Samedi dernier, les journalistes se rendirent au cimetière du Lion. Là, ils se recueillirent sur deux tombes voisines. L’une est celle où reposent ensemble le Serbe Bosko Brckic et la Musulmane Almira Ismic, les Roméo et Juliette de la guerre. En mai 1993, ce jeune couple mixte tenta de fuir la ville assiégée. Ils pensaient avoir obtenu, grâce à leurs  contacts dans les deux communautés, un cessez-le-feu autorisant leur passage par le pont de Vrbanja (le même où s’illustrèrent deux ans plus tard les soldats français). Alors qu’ils traversaient, un coup de feu tua net Bosko, un autre blessa Almira. Des témoins virent la jeune femme ramper vers le corps de son bien-aimé, pour l’enlacer, puis mourir à son tour. Il faudra quatre jours pour récupérer les corps. L’autre tombe est celle où repose Kurt Schork, le légendaire correspondant de guerre de l’agence Reuters qui, par une dépêche écrite après avoir interviewé tous les témoins, fit connaître cette tragédie au monde entier. Kurt, un Américain qui avait abandonné un haut poste de management (numéro deux du métro de New York) pour faire du journalisme, fut tué dans une embuscade au Sierra Leone en mai 2000, alors qu’il couvrait pour son agence cette horrible guerre civile (l’épisode se retrouve dans le film de fiction Blood Diamonds). Dans la sobre allocution qu’elle fit devant la tombe, Sabina, la dernière compagne de Kurt, tint aussi à rendre hommage à tous les récents disparus de la profession qui avaient couvert le conflit bosniaque, notamment au reporter radio et écrivain Paul Marchand ou à la correspondante internationale du Sunday Times Marie Colvin, tuée à Homs (Syrie) le 22 février 2012.

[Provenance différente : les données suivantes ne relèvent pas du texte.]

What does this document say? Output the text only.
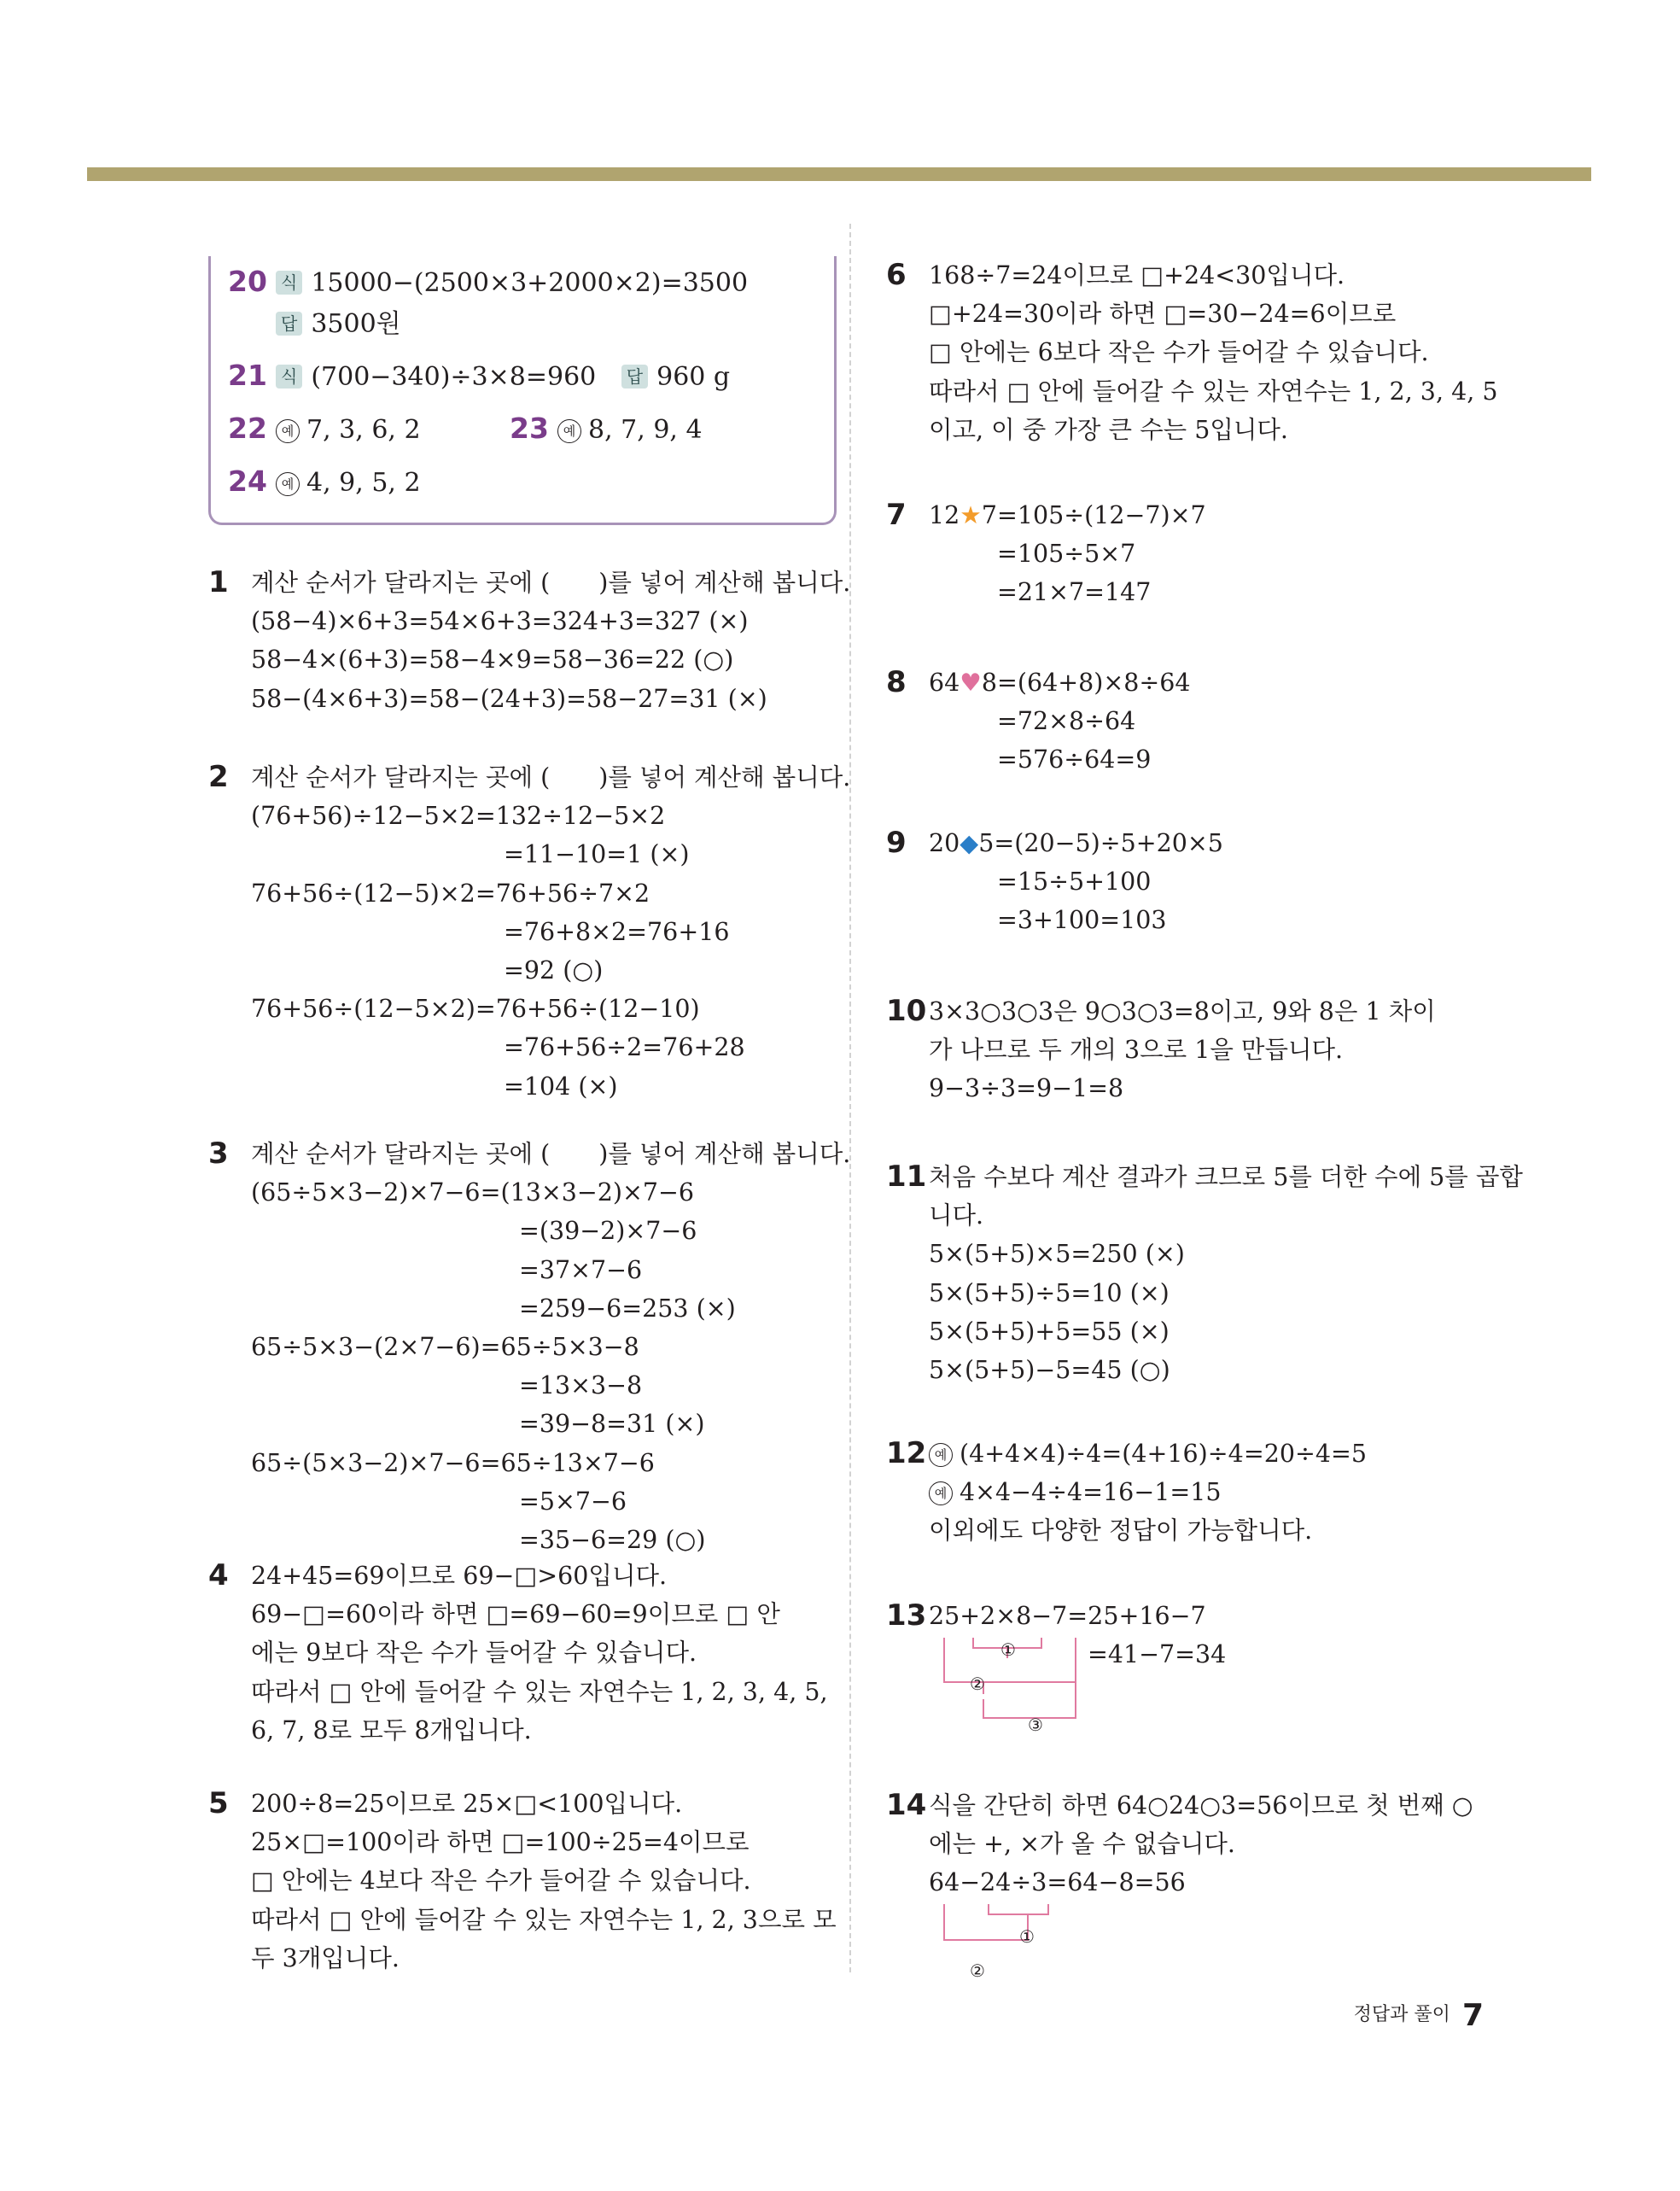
20 식 15000−(2500×3+2000×2)=3500
답 3500원
21 식 (700−340)÷3×8=960 답 960 g
22 예 7, 3, 6, 2	23 예 8, 7, 9, 4
24 예 4, 9, 5, 2
1 계산 순서가 달라지는 곳에 (　　)를 넣어 계산해 봅니다.
(58−4)×6+3=54×6+3=324+3=327 (×)
58−4×(6+3)=58−4×9=58−36=22 (○)
58−(4×6+3)=58−(24+3)=58−27=31 (×)
2 계산 순서가 달라지는 곳에 (　　)를 넣어 계산해 봅니다.
(76+56)÷12−5×2=132÷12−5×2
=11−10=1 (×)
76+56÷(12−5)×2=76+56÷7×2
=76+8×2=76+16
=92 (○)
76+56÷(12−5×2)=76+56÷(12−10)
=76+56÷2=76+28
=104 (×)
3 계산 순서가 달라지는 곳에 (　　)를 넣어 계산해 봅니다.
(65÷5×3−2)×7−6=(13×3−2)×7−6
=(39−2)×7−6
=37×7−6
=259−6=253 (×)
65÷5×3−(2×7−6)=65÷5×3−8
=13×3−8
=39−8=31 (×)
65÷(5×3−2)×7−6=65÷13×7−6
=5×7−6
=35−6=29 (○)
4 24+45=69이므로 69−□>60입니다.
69−□=60이라 하면 □=69−60=9이므로 □ 안
에는 9보다 작은 수가 들어갈 수 있습니다.
따라서 □ 안에 들어갈 수 있는 자연수는 1, 2, 3, 4, 5,
6, 7, 8로 모두 8개입니다.
5 200÷8=25이므로 25×□<100입니다.
25×□=100이라 하면 □=100÷25=4이므로
□ 안에는 4보다 작은 수가 들어갈 수 있습니다.
따라서 □ 안에 들어갈 수 있는 자연수는 1, 2, 3으로 모
두 3개입니다.
6 168÷7=24이므로 □+24<30입니다.
□+24=30이라 하면 □=30−24=6이므로
□ 안에는 6보다 작은 수가 들어갈 수 있습니다.
따라서 □ 안에 들어갈 수 있는 자연수는 1, 2, 3, 4, 5
이고, 이 중 가장 큰 수는 5입니다.
7 12★7=105÷(12−7)×7
=105÷5×7
=21×7=147
8 64♥8=(64+8)×8÷64
=72×8÷64
=576÷64=9
9 20◆5=(20−5)÷5+20×5
=15÷5+100
=3+100=103
10 3×3○3○3은 9○3○3=8이고, 9와 8은 1 차이
가 나므로 두 개의 3으로 1을 만듭니다.
9−3÷3=9−1=8
11 처음 수보다 계산 결과가 크므로 5를 더한 수에 5를 곱합
니다.
5×(5+5)×5=250 (×)
5×(5+5)÷5=10 (×)
5×(5+5)+5=55 (×)
5×(5+5)−5=45 (○)
12 예 (4+4×4)÷4=(4+16)÷4=20÷4=5
예 4×4−4÷4=16−1=15
이외에도 다양한 정답이 가능합니다.
13 25+2×8−7=25+16−7
=41−7=34
①
②
③
14 식을 간단히 하면 64○24○3=56이므로 첫 번째 ○
에는 +, ×가 올 수 없습니다.
64−24÷3=64−8=56
①
②
정답과 풀이 7
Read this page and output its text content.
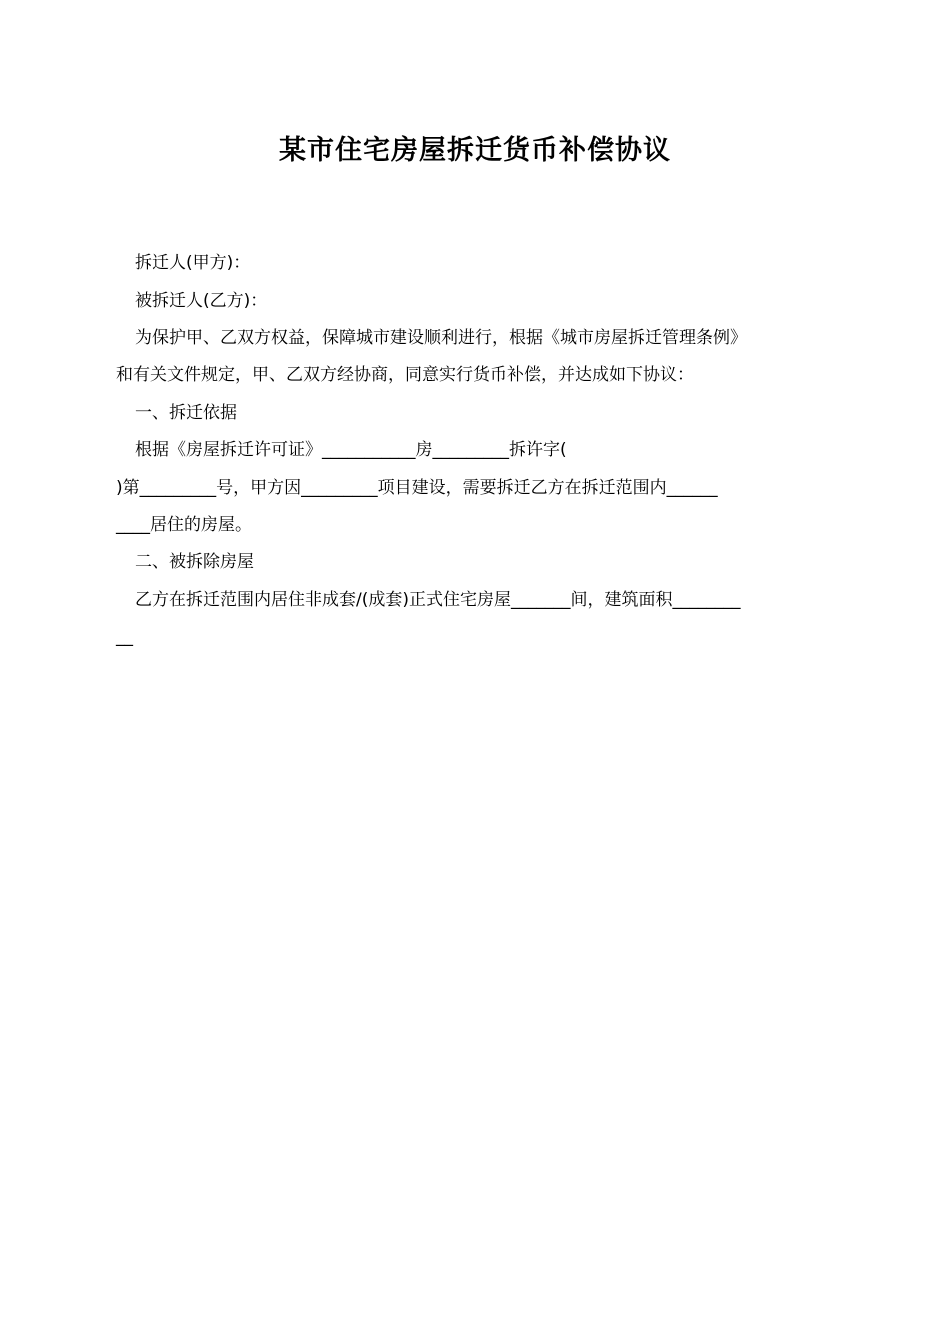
某市住宅房屋拆迁货币补偿协议
拆迁人(甲方)：
被拆迁人(乙方)：
为保护甲、乙双方权益，保障城市建设顺利进行，根据《城市房屋拆迁管理条例》
和有关文件规定，甲、乙双方经协商，同意实行货币补偿，并达成如下协议：
一、拆迁依据
根据《房屋拆迁许可证》___________房_________拆许字(
)第_________号，甲方因_________项目建设，需要拆迁乙方在拆迁范围内______
____居住的房屋。
二、被拆除房屋
乙方在拆迁范围内居住非成套/(成套)正式住宅房屋_______间，建筑面积________
__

Après cette cérémonie informelle, les journalistes se réunirent dans le chalet de montagne de Sabina, qui surplombe tout Sarajevo. Les conversations mêlaient les souvenirs et la politique. Ceux qui avaient couvert la première guerre de Croatie (de l’automne 1991 jusqu’au cessez-le-feu du 2 janvier 1992) avaient, dès février 1992, alerté les chancelleries occidentales, expliquant que s’il éclatait, un conflit en Bosnie serait encore bien plus atroce. Leurs avertissements ne furent pas entendus par MM. Kohl, Mitterrand, Major et Clinton. Durant tout le siège de Sarajevo, les journalistes avaient espéré que l’ancien modèle multiethnique de la capitale allait, une fois la paix venue, renaître à travers le pays ravagé. Un rêve qui paraît aujourd’hui bel et bien brisé.